Mas também neste caso, estejamos atentos: uma cidade hospitaleira e fraterna não se reconhece pela “fachada”, pelas palavras, pelos eventos magnificentes. Não! Reconhece-se pela atenção diária, “normal” a quem tem mais dificuldade, às famílias que sentem o peso da crise, às pessoas com deficiências graves e aos seus familiares, a quantos têm necessidade dos meios de transporte público para ir trabalhar todos os dias, aos que vivem nas periferias, a quem foi esmagado por algum fracasso na sua vida e precisa de serviços sociais, e assim por diante. É a cidade que olha para cada um dos seus filhos, para cada um dos seus habitantes, aliás, para cada um dos seus hóspedes.

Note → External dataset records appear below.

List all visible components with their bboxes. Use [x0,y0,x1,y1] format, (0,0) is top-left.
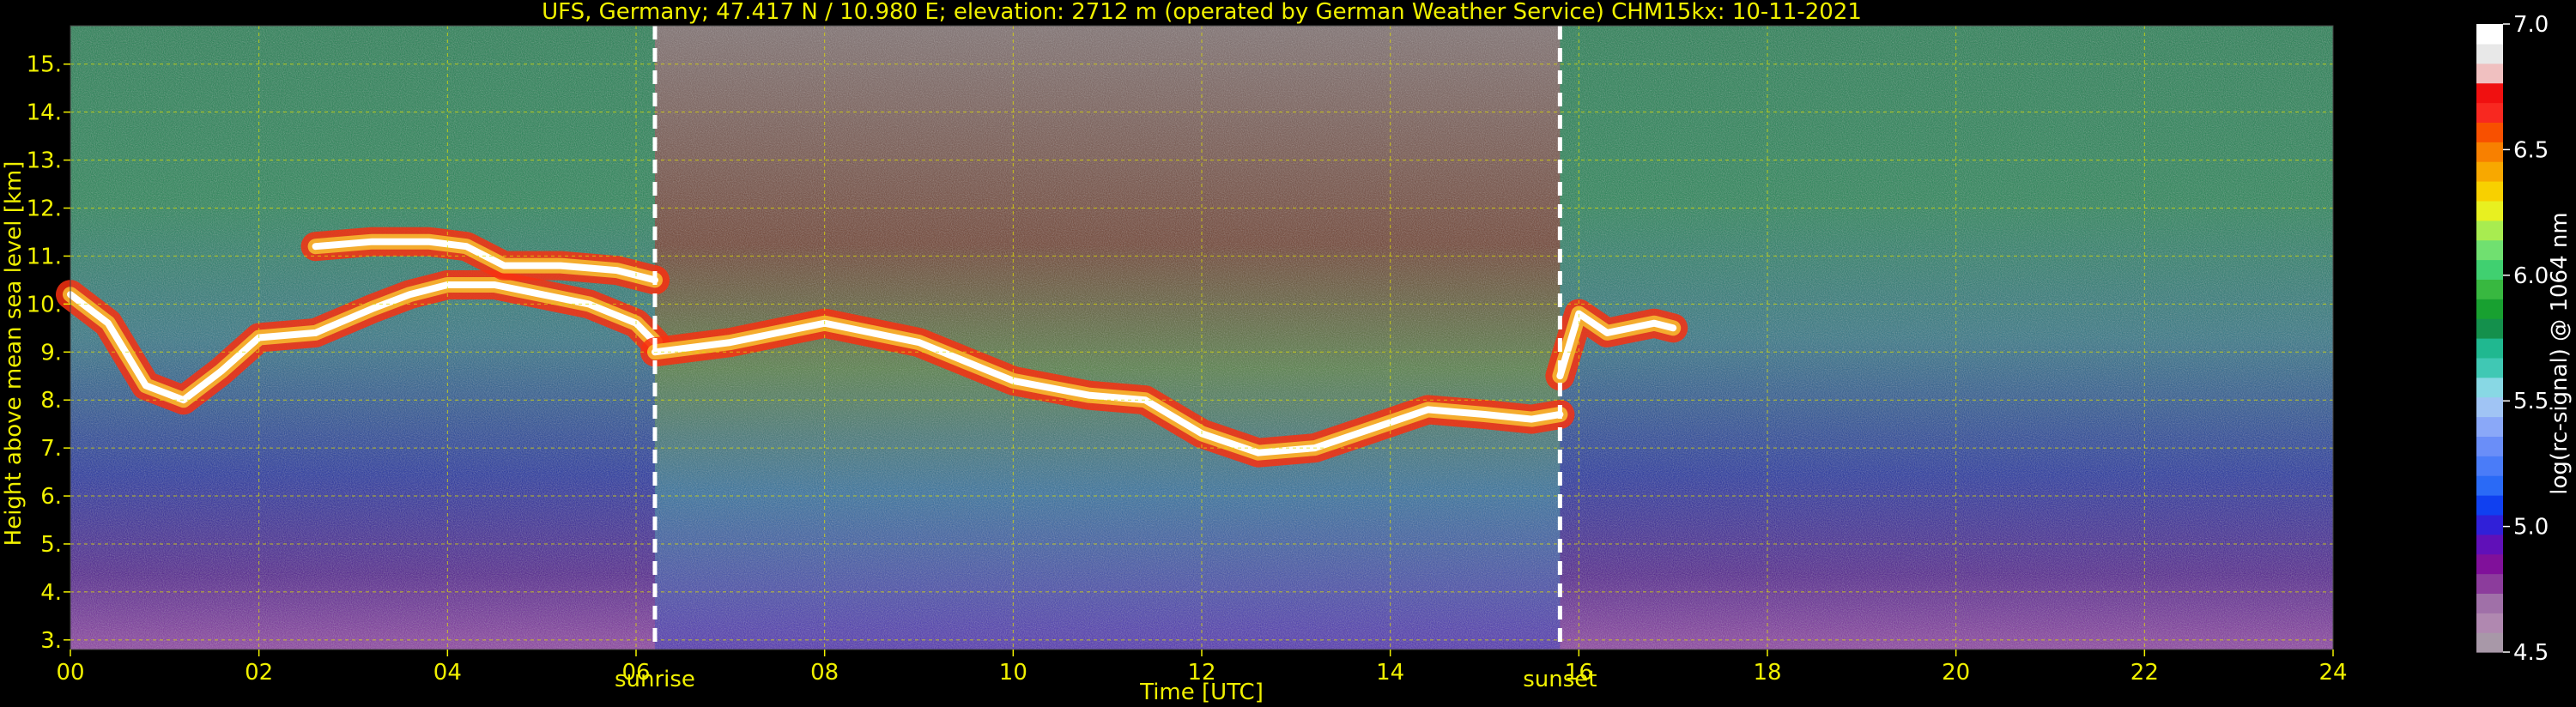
colorbar-cell [2476,161,2503,182]
y-tick-label: 6. [40,484,62,510]
colorbar-ticks: 7.0 6.5 6.0 5.5 5.0 4.5 [2503,12,2549,666]
colorbar-tick-label: 5.0 [2513,515,2549,541]
y-tick-label: 13. [27,148,62,174]
colorbar-cell [2476,338,2503,359]
x-tick-label: 20 [1942,660,1970,686]
colorbar-cell [2476,24,2503,45]
colorbar-cell [2476,456,2503,476]
x-tick-label: 18 [1753,660,1781,686]
colorbar-tick-label: 4.5 [2513,640,2549,666]
y-tick-label: 5. [40,532,62,558]
colorbar-cell [2476,279,2503,299]
colorbar-cell [2476,43,2503,64]
x-tick-label: 04 [433,660,462,686]
x-tick-label: 24 [2318,660,2347,686]
colorbar-cell [2476,377,2503,398]
colorbar-cell [2476,122,2503,142]
colorbar-cell [2476,181,2503,202]
y-tick-label: 11. [27,244,62,269]
x-tick-label: 06 [621,660,650,686]
y-tick-label: 15. [27,52,62,78]
colorbar-cell [2476,514,2503,535]
colorbar-cell [2476,220,2503,241]
colorbar-cell [2476,416,2503,437]
y-tick-label: 9. [40,340,62,366]
colorbar-cell [2476,534,2503,555]
y-tick-label: 3. [40,628,62,654]
colorbar-cell [2476,593,2503,613]
colorbar-cell [2476,82,2503,104]
y-tick-label: 14. [27,100,62,126]
colorbar-cell [2476,200,2503,221]
y-axis: 3. 4. 5. 6. 7. 8. 9. 10. 11. 12. 13. 14. 15. [27,52,70,654]
colorbar-cell [2476,613,2503,633]
colorbar-cell [2476,436,2503,456]
colorbar-cell [2476,632,2503,653]
x-tick-label: 08 [810,660,839,686]
chart-title: UFS, Germany; 47.417 N / 10.980 E; eleva… [542,0,1862,25]
colorbar-cell [2476,553,2503,575]
colorbar-tick-label: 6.5 [2513,137,2549,163]
colorbar-tick-label: 7.0 [2513,12,2549,38]
y-tick-label: 8. [40,388,62,414]
x-tick-label: 16 [1565,660,1593,686]
colorbar-scale [2476,24,2503,653]
colorbar-cell [2476,318,2503,339]
x-tick-label: 00 [56,660,84,686]
colorbar-tick-label: 6.0 [2513,263,2549,289]
colorbar-cell [2476,142,2503,162]
y-tick-label: 7. [40,436,62,462]
colorbar-cell [2476,102,2503,123]
x-tick-label: 22 [2131,660,2159,686]
y-axis-label: Height above mean sea level [km] [1,161,27,547]
colorbar-cell [2476,357,2503,378]
x-tick-label: 10 [999,660,1027,686]
y-tick-label: 12. [27,196,62,222]
colorbar-cell [2476,475,2503,496]
y-tick-label: 10. [27,292,62,317]
colorbar-cell [2476,573,2503,594]
colorbar-cell [2476,396,2503,418]
colorbar-cell [2476,63,2503,84]
x-axis-label: Time [UTC] [1139,680,1264,705]
x-tick-label: 02 [245,660,273,686]
colorbar-label: log(rc-signal) @ 1064 nm [2547,212,2573,494]
x-tick-label: 14 [1376,660,1404,686]
plot-area: sunrise sunset [56,25,2334,692]
colorbar-cell [2476,495,2503,516]
colorbar: 7.0 6.5 6.0 5.5 5.0 4.5 log(rc-signal) @ 1064… [2476,12,2573,666]
colorbar-cell [2476,239,2503,261]
y-tick-label: 4. [40,580,62,606]
colorbar-tick-label: 5.5 [2513,389,2549,414]
lidar-quicklook-chart: sunrise sunset UFS, Germany; 47.417 N / 1… [1,0,2573,705]
colorbar-cell [2476,259,2503,280]
colorbar-cell [2476,299,2503,319]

Roma é uma cidade maravilhosa, que não deixa de encantar; mas para quem vive aqui, é também uma cidade cansativa, infelizmente nem sempre digna para os cidadãos e para os hóspedes, uma cidade que às vezes parece que descarta. Então, a esperança é de que quem vive aqui e quem se encontra aqui por motivos de trabalho, peregrinação ou turismo, todos possam apreciá-la cada vez mais pela atenção à hospitalidade, à dignidade da vida, da casa comum, dos mais frágeis e vulneráveis. Que cada um se possa surpreender, descobrindo nesta cidade uma beleza que, eu diria, “coerente”, e que suscite gratidão. São os meus votos para este ano.

Irmãs e irmãos, hoje a Mãe — a Mãe Maria e a Mãe Igreja — mostra-nos o Menino. Sorri para nós e diz-nos: “Ele é o Caminho. Segui-o, tende confiança! Ele não desilude”. Sigamo-lo, no percurso diário: Ele dá plenitude ao tempo, confere sentido às obras e aos dias. Tenhamos confiança, nos momentos felizes e nos dolorosos: a esperança que Ele nos dá é a esperança que nunca desilude!